⑵ 観光客増加による景観維持困難時の環境大臣の措置

環境大臣は、以下の措置を採ることができます。

  • 特別保護地区の指定: 自然公園法第20条に基づき、特別地域内において特に厳重な保護を図る必要のある区域を特別保護地区として指定し、より厳しい規制を課すことができます。

  • 利用調整地区の指定: 自然公園法第34条の2に基づき、利用者が集中し、過度の利用により自然公園の風致が著しく損なわれるおそれのある区域を利用調整地区として指定し、利用者の数や行為を制限することができます。

  • 公園管理団体への指示: 自然公園法第50条に基づき、公園管理団体に対し、必要な措置を講ずるよう指示することができます。

⑶ Xの損害賠償請求の法的構成

Xは、国およびA県に対して、以下の法的構成に基づき損害賠償請求を検討することができます。

  • 国家賠償法に基づく請求

    • 国に対する請求: 国有林の管理に瑕疵があったとして、国家賠償法第1条第1項に基づき国に損害賠償を請求することができます。

    • A県に対する請求: A県が甲遊歩道の設置管理に瑕疵があったとして、国家賠償法第1条第1項に基づきA県に損害賠償を請求することができます。

  • 民法に基づく請求

    • 国に対する請求: 国有林の所有者としての責任(民法第717条)に基づき、国に損害賠償を請求することができます。

    • A県に対する請求: A県が甲遊歩道の設置管理者としての責任(民法第717条)に基づき、A県に損害賠償を請求することができます。

⑷ 特別地域指定における土地所有者の同意の要否

結論: 土地所有者の同意は必要ありません。

理由:

  • 【資料1】と【資料2】の比較: 【資料1】では、国立公園候補地の選定において、「関係市町村の長及び土地所有者の同意を得る」とされていたのに対し、【資料2】では、「関係市町村の長の意見を聴く」とのみ記載されており、土地所有者の同意に関する記載が削除されています。

  • 法の解釈: 自然公園法上、国立公園の指定や特別地域の指定に際し、土地所有者の同意を得ることを義務付ける規定はありません。

  • 公益性: 国立公園の指定や特別地域の指定は、優れた自然の風景地を保護し、国民の保健、休養、教化に資することを目的とするものであり、公益性の高い行為です。
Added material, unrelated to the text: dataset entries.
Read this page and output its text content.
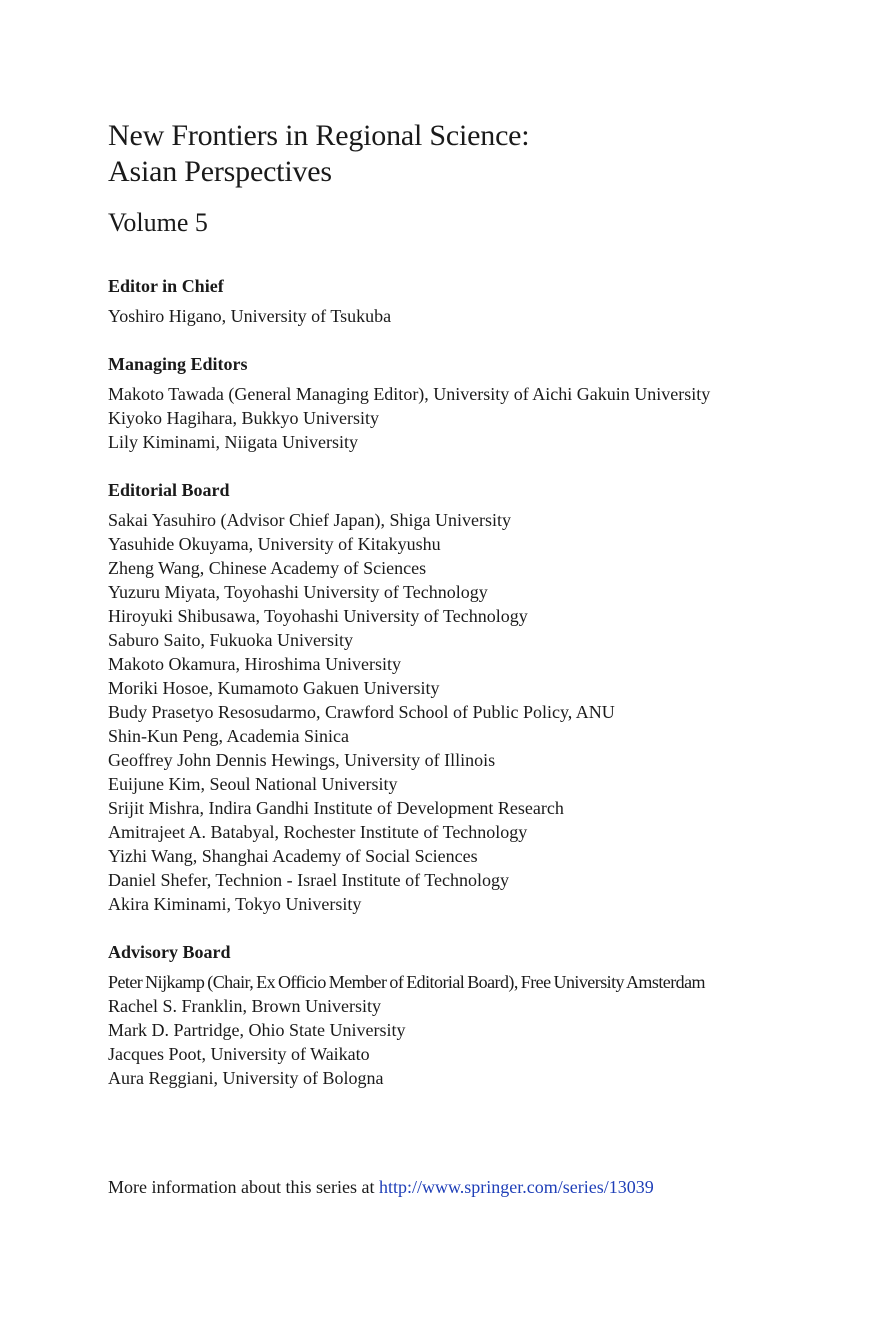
New Frontiers in Regional Science:
Asian Perspectives
Volume 5
Editor in Chief
Yoshiro Higano, University of Tsukuba
Managing Editors
Makoto Tawada (General Managing Editor), University of Aichi Gakuin University
Kiyoko Hagihara, Bukkyo University
Lily Kiminami, Niigata University
Editorial Board
Sakai Yasuhiro (Advisor Chief Japan), Shiga University
Yasuhide Okuyama, University of Kitakyushu
Zheng Wang, Chinese Academy of Sciences
Yuzuru Miyata, Toyohashi University of Technology
Hiroyuki Shibusawa, Toyohashi University of Technology
Saburo Saito, Fukuoka University
Makoto Okamura, Hiroshima University
Moriki Hosoe, Kumamoto Gakuen University
Budy Prasetyo Resosudarmo, Crawford School of Public Policy, ANU
Shin-Kun Peng, Academia Sinica
Geoffrey John Dennis Hewings, University of Illinois
Euijune Kim, Seoul National University
Srijit Mishra, Indira Gandhi Institute of Development Research
Amitrajeet A. Batabyal, Rochester Institute of Technology
Yizhi Wang, Shanghai Academy of Social Sciences
Daniel Shefer, Technion - Israel Institute of Technology
Akira Kiminami, Tokyo University
Advisory Board
Peter Nijkamp (Chair, Ex Officio Member of Editorial Board), Free University Amsterdam
Rachel S. Franklin, Brown University
Mark D. Partridge, Ohio State University
Jacques Poot, University of Waikato
Aura Reggiani, University of Bologna

More information about this series at http://www.springer.com/series/13039
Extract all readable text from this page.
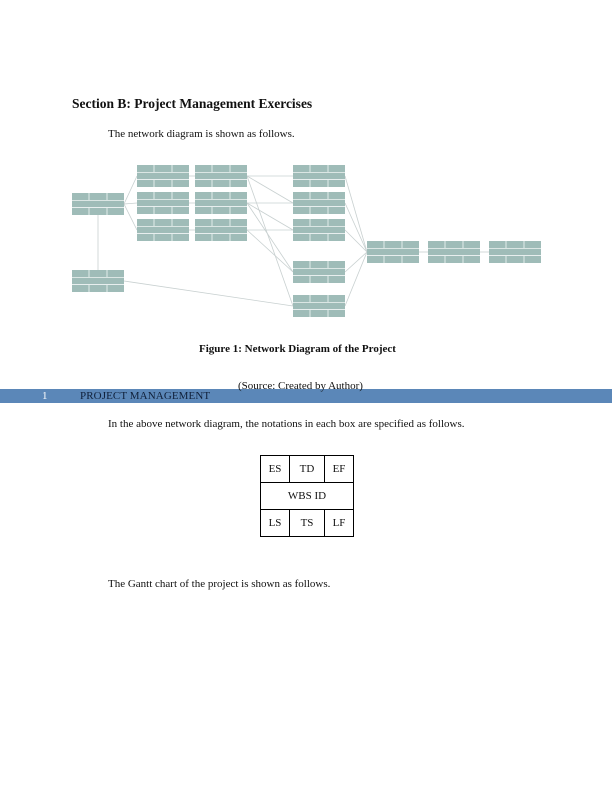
Section B: Project Management Exercises
The network diagram is shown as follows.
Figure 1: Network Diagram of the Project
(Source: Created by Author)
1	PROJECT MANAGEMENT
In the above network diagram, the notations in each box are specified as follows.
ES	TD	EF
WBS ID		
LS	TS	LF
The Gantt chart of the project is shown as follows.
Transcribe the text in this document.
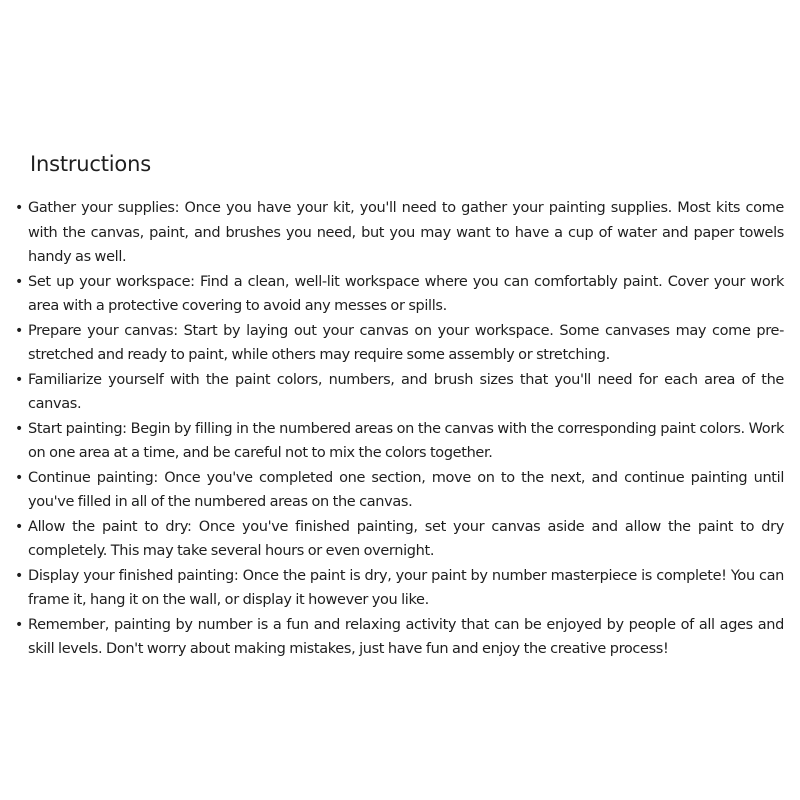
Instructions
• Gather your supplies: Once you have your kit, you'll need to gather your painting supplies. Most kits come with the canvas, paint, and brushes you need, but you may want to have a cup of water and paper towels handy as well.
• Set up your workspace: Find a clean, well-lit workspace where you can comfortably paint. Cover your work area with a protective covering to avoid any messes or spills.
• Prepare your canvas: Start by laying out your canvas on your workspace. Some canvases may come pre-stretched and ready to paint, while others may require some assembly or stretching.
• Familiarize yourself with the paint colors, numbers, and brush sizes that you'll need for each area of the canvas.
• Start painting: Begin by filling in the numbered areas on the canvas with the corresponding paint colors. Work on one area at a time, and be careful not to mix the colors together.
• Continue painting: Once you've completed one section, move on to the next, and continue painting until you've filled in all of the numbered areas on the canvas.
• Allow the paint to dry: Once you've finished painting, set your canvas aside and allow the paint to dry completely. This may take several hours or even overnight.
• Display your finished painting: Once the paint is dry, your paint by number masterpiece is complete! You can frame it, hang it on the wall, or display it however you like.
• Remember, painting by number is a fun and relaxing activity that can be enjoyed by people of all ages and skill levels. Don't worry about making mistakes, just have fun and enjoy the creative process!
そのため、土地所有者の同意を必要としないと考えられます。

したがって、現時点では、環境大臣がA県内に新たに国立公園を指定し、かつ、その区域内に特別地域を指定する場合、当該特別地域予定区域内に民有地が存在しても、その指定に当たって、所有者の同意は必要ありません。

  ジェミニすげーな

というわけで、ものの10秒足らずで、上記の回答を吐き出しました。

おそらく、今のジェミニ(有料版)は、予備試験(司法試験を含む)の合格者のレベルを超えていると考えます。